Nemesis Prime's alternate mode is a cab-over semi-truck. There's really not much to discuss here; the truck rolls well, everything is tabbed in nicely (though you can still bend the knees), and the paints apps are well done. Some nice silver striping is present all round, which adds some depth to an otherwise bland truck. The top & front lights, grill, and front bumper are all silver as well, with minor teal detailing and red windows. Hasbro could have been lazy and left the whole truck matte black plastic - kudos for putting in a bit of extra effort. Overall the truck mode is a solid effort.
After a simple and fun transformation (think Voyager class Classics Optimus Prime, in Legends size), Nemesis Prime is in robot form. Aesthetically, Nemesis Prime is fantastic. There's great contrast between the grey and black plastics, and there is an abundance of silver, teal, and red paint detailing. I was surprised at the level of paint detail on the head - teal faceplate and forehead, red eyes! Personally, I think the mold design is much more fitting for Nemesis than Optimus, as the back-swept 'ears' on the helmet have a more aggressive look. The purple Decepticon logo in the chest is decently visible, and the rest of the paint apps really bring out the details on the robot. Well done, Hasbro. Well done.
Nemesis is quite bendy and balanced due to all of his ball joints. Shoulders, elbows, hips, and knees all have a great range of motion; the only slightly hindered joint is the shoulder, which can be alleviated by flipping up the top portion of the shoulder a bit. Honestly I can't think of another reason for the shoulder to be designed like that, and it works well enough. The neck and torso swivel too, giving Nemesis a great deal of movement for positioning. Even though Nemesis has a slight backpack, the joints are stiff and the weight is well distributed, allowing for good balance.
For a small price and a small figure, Nemesis Prime is a worthwhile use of your money. He's easy and fun to transform, well balanced and articulated, and has a weapon he can wield in a couple different ways. As a toy and a display piece, Nemesis Prime & Spinister won't disappoint.
Marks out of ten for the following:
8. Surprising how much this transformation is like Voyager class Classics Prime. It's enjoyable, not frustrating at all, but complex enough for a little guy.
8.5. I suppose some joints could wear over time, and Spinister's blades could break easily.
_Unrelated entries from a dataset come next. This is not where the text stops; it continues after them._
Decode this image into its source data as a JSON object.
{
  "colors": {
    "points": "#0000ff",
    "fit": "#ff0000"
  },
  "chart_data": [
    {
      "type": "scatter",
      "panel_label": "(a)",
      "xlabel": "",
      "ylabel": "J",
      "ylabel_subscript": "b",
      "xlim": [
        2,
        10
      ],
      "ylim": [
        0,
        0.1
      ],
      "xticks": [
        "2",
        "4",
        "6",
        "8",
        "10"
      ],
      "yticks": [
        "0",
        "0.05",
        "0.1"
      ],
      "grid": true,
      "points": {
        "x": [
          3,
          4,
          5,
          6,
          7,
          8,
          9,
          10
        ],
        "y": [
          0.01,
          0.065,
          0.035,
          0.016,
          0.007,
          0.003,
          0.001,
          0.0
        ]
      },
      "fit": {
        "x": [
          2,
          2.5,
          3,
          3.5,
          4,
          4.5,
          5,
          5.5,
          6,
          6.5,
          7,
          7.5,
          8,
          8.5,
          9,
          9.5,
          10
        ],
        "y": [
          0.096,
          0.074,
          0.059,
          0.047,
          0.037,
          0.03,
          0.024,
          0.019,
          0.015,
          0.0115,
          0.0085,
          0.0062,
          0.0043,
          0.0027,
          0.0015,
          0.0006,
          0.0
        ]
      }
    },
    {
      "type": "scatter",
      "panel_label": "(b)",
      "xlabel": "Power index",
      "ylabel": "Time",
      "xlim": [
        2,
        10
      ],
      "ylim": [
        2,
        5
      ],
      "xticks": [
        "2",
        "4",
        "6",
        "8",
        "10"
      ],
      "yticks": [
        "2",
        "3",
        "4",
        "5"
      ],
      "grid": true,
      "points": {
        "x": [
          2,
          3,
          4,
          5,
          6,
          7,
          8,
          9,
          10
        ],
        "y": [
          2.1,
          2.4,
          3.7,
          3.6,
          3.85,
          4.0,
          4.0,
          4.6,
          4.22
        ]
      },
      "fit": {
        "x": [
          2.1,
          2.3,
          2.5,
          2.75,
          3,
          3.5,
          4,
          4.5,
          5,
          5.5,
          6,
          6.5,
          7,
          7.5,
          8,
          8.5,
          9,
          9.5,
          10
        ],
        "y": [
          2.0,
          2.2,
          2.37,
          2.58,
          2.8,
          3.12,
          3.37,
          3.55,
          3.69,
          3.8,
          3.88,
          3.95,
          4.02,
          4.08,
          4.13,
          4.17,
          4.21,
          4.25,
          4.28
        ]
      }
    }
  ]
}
Overall quite stout.
9. I really like these new Legends class figures. For a cheap price you get a well articulated figure that poses well and looks good. Throw in (or throw away?) a mini-con with a couple passable modes, and you have a nice combination of fun for the money.
9. If you're bugged by the size class, he won't fit into your collection. For what he is, he looks great, the paint applications are done well, and the color combination is fantastic. I think the mold design fits Nemesis better than Optimus.
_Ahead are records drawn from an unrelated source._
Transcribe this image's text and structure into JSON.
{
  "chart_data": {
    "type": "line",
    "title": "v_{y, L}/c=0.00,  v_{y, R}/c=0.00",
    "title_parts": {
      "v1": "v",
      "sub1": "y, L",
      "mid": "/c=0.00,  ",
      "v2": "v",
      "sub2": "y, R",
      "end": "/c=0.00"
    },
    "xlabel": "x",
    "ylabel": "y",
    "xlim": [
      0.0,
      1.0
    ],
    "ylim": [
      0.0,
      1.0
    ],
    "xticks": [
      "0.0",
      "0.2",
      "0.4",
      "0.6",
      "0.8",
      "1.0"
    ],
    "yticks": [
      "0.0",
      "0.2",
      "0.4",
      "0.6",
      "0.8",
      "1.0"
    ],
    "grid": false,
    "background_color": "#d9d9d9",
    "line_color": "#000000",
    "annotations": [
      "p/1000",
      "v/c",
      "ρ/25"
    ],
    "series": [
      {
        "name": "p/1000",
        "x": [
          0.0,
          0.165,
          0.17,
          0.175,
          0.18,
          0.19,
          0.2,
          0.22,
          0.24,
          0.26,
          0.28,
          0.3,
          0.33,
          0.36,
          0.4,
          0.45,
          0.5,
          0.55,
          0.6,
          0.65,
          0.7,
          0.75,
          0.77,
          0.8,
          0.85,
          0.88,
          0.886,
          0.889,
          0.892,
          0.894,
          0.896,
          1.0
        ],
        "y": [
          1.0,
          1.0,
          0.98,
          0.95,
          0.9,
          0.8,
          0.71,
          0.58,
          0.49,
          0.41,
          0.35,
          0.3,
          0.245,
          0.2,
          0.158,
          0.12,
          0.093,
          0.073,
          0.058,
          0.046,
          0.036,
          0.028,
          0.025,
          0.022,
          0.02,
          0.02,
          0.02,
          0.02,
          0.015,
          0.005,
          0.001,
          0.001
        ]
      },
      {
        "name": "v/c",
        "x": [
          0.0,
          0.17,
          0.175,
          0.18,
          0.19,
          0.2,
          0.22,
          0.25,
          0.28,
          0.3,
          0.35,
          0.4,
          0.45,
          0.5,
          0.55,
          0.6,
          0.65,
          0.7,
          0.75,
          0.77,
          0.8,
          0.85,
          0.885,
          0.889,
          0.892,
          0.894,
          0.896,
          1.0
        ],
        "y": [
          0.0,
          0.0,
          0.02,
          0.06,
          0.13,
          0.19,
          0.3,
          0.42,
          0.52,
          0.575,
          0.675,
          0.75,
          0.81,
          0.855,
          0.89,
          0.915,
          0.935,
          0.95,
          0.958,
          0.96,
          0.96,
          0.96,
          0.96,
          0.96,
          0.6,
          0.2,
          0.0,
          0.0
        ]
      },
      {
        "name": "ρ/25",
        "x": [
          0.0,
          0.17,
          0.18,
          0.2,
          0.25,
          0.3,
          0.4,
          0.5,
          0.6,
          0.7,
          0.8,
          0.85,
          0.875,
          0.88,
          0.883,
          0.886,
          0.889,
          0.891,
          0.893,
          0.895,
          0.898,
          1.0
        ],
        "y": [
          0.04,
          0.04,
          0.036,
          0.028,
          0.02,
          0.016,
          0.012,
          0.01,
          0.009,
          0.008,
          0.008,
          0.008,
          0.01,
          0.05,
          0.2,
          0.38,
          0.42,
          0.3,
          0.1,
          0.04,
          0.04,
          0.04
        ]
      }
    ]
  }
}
9. Pretty good ball joints around, especially for the Legends class. The shoulders are a tiny bit cramped, but that can be alleviated by flipping the tops up.
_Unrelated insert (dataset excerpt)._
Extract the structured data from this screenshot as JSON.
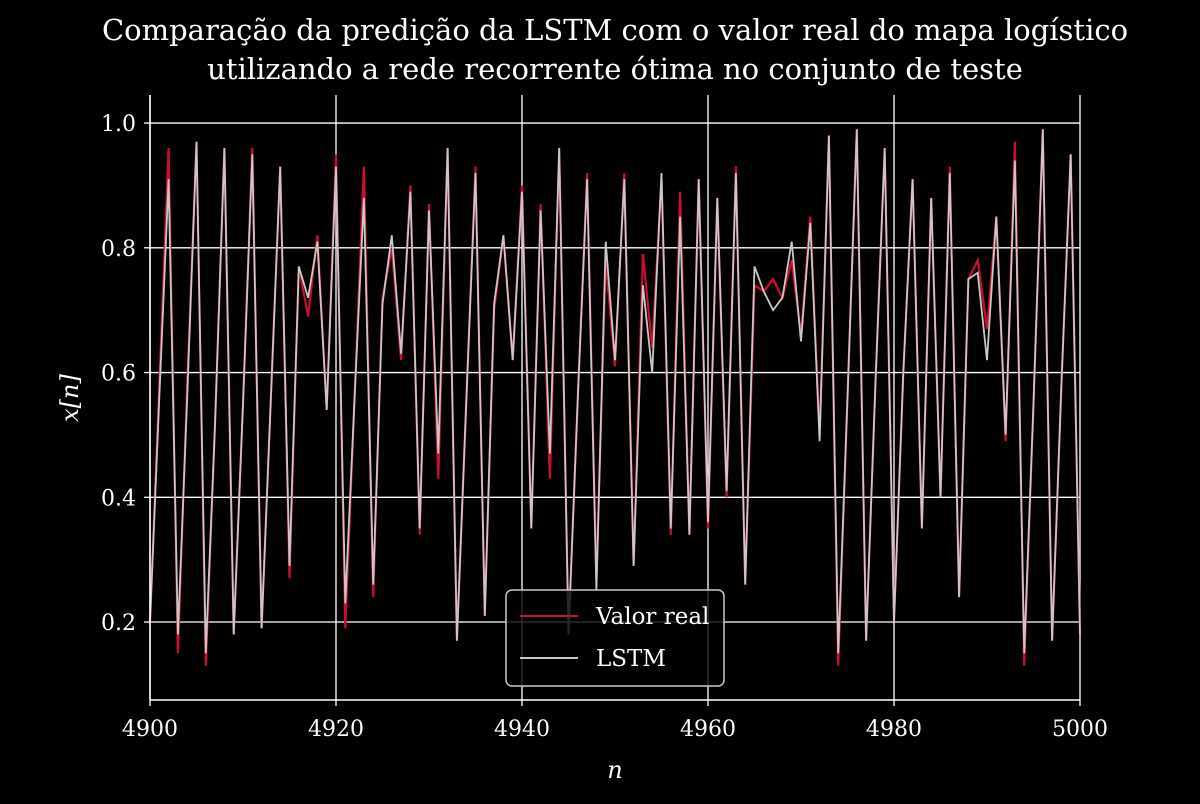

7.5. Prices have increased across the board. Legends figures that used to be $5 are now $10 USD, with a mini-con. The inclusion of the mini-con surely bumps this into the $10 price point, but it could have easily been left out and Nemesis sold as is for $7-8. Still good for the money, IMO.
8.5. Nemesis Prime is a great pick up. Articulate, a good paint job, and an added mini-con for a bit of fun. There really isn't any incredible
reason to hunt him down, but you won't be disappointed in Nemesis Prime if you buy him.